The highlight of this production is the impeccable casting of the actors who play both sets of twins. I literally couldn't keep track of who was who with Jack Herholdt and Shane Mitchell as Dromio of Scavetta and Dromio of Alegretti. (My companion even leaned over at one point to ask if they were really twins.) As the twin servants, Mitchell and Herholdt sport matching striped shirts, and although they rarely share the stage, they share a tweedle dee and tweedle dum sensibility that wins many laughs. As Antipholus of Scavetta and Antipholus of Alegretti, Garrett Burreson and Thomas Machell look less alike than Mitchell and Herholdt, though their resemblance is also somewhat uncanny. Burreson is the glue that holds the show together, and his performance definitely stands out among a generally strong ensemble. As the sisters, Adriana and Luciana, Nina Burns and Lauren Hayden fill their roles well, but their parts feel secondary and don't stand out beside their male counterparts.
Jennifer Varbalow's minimal set pieces—a few wooden benches and chairs—function well for each scene, and strategically placed fluorescent lights illuminate the actors during the period before the street lamps turn on, giving the production a raw appeal. Lisa Renee Jordan's costumes are suitably downtown trendy.

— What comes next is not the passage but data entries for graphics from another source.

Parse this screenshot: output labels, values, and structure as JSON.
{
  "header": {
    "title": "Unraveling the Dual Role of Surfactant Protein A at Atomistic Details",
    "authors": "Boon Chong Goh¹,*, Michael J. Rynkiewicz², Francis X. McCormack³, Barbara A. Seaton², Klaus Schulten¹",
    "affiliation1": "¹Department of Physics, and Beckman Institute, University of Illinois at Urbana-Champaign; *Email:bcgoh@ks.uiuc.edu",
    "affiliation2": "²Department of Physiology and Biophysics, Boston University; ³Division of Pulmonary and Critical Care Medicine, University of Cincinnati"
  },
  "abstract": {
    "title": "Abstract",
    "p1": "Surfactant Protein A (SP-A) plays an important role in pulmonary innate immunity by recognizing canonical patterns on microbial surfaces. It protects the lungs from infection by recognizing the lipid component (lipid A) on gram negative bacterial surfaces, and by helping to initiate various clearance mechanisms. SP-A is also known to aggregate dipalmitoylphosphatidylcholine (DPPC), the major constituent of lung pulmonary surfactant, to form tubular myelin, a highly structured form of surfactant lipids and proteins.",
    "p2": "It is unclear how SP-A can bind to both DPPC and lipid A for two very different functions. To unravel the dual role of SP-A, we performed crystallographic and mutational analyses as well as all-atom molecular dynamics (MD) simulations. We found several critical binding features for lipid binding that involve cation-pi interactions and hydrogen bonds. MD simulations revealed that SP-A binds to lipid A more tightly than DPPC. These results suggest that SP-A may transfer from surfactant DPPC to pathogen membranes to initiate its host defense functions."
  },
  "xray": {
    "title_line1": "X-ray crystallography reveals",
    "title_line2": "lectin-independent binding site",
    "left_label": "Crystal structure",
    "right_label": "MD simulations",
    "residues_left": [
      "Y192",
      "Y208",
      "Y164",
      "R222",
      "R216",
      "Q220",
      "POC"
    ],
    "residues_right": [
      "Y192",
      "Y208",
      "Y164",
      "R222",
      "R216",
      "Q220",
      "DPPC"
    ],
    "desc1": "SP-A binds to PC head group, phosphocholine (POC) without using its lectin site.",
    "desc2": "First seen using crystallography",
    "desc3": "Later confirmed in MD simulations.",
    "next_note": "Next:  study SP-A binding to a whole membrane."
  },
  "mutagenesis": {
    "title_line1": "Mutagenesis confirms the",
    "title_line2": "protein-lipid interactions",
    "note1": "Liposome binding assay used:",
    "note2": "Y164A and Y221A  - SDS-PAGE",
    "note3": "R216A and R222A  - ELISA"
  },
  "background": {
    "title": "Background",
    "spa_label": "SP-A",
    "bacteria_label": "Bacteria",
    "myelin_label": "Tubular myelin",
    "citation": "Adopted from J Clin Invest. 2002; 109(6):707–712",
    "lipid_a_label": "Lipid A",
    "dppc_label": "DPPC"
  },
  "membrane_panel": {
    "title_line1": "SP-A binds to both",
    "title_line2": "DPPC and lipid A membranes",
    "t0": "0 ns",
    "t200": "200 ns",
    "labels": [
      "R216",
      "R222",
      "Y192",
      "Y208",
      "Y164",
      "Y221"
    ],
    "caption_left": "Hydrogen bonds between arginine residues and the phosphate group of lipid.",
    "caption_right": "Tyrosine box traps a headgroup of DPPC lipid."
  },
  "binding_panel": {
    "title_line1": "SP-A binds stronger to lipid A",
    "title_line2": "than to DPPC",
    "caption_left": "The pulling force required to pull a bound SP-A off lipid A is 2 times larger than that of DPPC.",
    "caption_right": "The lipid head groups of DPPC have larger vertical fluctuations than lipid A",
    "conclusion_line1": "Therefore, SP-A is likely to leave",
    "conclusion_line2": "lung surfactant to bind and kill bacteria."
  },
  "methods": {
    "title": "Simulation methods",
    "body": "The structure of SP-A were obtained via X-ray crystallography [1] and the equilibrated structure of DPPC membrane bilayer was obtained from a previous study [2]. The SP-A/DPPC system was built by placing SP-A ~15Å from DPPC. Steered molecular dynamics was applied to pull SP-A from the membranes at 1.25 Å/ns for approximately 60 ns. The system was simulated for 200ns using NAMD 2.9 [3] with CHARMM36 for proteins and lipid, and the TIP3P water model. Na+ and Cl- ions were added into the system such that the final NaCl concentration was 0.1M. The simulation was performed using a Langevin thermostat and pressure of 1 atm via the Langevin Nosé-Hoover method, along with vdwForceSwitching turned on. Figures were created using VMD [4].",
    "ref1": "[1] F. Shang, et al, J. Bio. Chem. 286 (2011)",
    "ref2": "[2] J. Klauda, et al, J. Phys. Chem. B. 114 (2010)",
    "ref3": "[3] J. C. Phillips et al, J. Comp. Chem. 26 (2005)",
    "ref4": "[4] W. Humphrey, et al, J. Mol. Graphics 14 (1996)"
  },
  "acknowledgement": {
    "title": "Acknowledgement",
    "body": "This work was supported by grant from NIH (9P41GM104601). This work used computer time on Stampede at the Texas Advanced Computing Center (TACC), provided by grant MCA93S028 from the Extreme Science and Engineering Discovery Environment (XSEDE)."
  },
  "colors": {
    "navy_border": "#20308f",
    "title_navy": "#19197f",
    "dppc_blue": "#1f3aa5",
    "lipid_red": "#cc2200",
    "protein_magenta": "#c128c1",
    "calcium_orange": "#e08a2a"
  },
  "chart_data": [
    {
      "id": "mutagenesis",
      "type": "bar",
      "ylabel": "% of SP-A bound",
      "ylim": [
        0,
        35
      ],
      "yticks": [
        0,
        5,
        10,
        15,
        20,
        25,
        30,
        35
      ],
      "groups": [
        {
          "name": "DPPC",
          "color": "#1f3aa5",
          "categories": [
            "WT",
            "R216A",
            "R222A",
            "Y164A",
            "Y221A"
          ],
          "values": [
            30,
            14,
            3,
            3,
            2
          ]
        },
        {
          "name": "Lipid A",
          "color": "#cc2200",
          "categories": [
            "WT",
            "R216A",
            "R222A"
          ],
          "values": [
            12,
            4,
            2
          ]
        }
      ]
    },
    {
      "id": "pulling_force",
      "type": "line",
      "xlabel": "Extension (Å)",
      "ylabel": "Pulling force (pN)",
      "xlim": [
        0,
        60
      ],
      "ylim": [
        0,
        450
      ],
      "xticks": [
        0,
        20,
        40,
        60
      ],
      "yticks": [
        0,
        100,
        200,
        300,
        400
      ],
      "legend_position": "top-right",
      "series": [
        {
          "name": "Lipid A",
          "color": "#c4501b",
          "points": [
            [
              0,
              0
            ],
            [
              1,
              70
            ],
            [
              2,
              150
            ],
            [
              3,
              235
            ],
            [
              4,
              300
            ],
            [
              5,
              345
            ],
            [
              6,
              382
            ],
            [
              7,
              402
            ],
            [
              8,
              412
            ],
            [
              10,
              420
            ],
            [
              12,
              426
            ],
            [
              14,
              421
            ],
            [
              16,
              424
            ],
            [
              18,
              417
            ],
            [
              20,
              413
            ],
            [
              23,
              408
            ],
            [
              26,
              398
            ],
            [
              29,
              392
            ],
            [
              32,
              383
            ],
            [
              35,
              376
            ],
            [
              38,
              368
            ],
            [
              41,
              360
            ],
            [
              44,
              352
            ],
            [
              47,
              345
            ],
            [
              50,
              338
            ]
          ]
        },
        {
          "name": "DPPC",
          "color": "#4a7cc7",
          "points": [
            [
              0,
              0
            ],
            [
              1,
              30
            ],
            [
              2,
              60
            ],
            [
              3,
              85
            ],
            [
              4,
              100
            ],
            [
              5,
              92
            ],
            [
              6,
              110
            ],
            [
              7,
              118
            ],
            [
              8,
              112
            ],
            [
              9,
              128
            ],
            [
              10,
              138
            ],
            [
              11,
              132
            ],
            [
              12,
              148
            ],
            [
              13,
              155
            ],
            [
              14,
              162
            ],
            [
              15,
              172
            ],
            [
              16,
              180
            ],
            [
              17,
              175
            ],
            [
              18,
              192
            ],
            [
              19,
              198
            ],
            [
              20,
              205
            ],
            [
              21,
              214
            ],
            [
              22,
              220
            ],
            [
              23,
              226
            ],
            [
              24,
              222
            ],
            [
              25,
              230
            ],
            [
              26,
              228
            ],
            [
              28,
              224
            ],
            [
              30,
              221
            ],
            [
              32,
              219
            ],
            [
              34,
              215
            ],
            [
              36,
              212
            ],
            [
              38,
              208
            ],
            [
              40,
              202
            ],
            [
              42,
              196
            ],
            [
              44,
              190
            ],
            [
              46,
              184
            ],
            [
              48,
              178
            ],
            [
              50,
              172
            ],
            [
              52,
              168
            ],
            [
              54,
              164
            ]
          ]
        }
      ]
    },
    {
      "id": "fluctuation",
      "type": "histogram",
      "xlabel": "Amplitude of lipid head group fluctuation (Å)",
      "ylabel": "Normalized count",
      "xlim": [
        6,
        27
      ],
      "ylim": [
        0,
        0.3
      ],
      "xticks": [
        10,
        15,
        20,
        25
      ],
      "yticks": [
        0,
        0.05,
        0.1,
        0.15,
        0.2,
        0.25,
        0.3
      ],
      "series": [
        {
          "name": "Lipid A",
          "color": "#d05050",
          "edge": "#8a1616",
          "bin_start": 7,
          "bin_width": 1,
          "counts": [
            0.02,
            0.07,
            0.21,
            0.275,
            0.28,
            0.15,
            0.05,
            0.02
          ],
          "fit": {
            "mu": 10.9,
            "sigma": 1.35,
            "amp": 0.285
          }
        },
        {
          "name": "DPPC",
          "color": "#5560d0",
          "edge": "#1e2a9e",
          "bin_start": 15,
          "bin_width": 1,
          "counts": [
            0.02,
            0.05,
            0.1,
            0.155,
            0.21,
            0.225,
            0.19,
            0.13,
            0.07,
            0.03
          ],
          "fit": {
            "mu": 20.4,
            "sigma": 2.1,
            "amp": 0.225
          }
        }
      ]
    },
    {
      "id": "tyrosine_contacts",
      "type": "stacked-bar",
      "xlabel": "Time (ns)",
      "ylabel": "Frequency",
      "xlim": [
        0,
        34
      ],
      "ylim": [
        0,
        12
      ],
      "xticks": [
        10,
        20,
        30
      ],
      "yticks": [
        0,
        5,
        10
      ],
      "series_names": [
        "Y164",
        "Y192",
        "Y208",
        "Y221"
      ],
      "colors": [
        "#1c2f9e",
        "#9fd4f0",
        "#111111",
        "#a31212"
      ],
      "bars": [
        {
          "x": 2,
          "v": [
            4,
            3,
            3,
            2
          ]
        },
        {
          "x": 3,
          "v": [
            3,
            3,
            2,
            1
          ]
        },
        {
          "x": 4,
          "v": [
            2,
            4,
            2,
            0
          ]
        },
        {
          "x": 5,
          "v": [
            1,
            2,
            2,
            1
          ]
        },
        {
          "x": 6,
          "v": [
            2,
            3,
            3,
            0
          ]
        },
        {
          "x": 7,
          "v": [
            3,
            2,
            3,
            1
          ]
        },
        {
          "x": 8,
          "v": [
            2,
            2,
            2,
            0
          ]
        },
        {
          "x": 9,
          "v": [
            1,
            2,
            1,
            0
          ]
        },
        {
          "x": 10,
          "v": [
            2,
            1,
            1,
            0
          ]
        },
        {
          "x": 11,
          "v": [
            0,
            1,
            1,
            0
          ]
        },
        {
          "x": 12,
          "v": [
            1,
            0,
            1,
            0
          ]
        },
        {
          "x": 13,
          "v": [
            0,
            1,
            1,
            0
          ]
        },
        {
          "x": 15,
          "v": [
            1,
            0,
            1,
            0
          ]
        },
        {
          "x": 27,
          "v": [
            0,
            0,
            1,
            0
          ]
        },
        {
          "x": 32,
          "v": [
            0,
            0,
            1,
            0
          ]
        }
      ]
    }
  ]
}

With a parking-lot setting comes all sorts of unplanned-for disturbances: sirens, people walking through, immature teenagers mocking the actors, and downtown youth flocking to the local bars and clubs. However, cars and thieves might be the biggest concern. "While you're watching the show, someone else might be watching your bag," warns a pre-show announcement. While taxis and other vehicles are constantly pulling in and out of the lot, the show also uses a car that drives a tad too close to the audience. Make sure you keep your hands and feet to yourself at all times.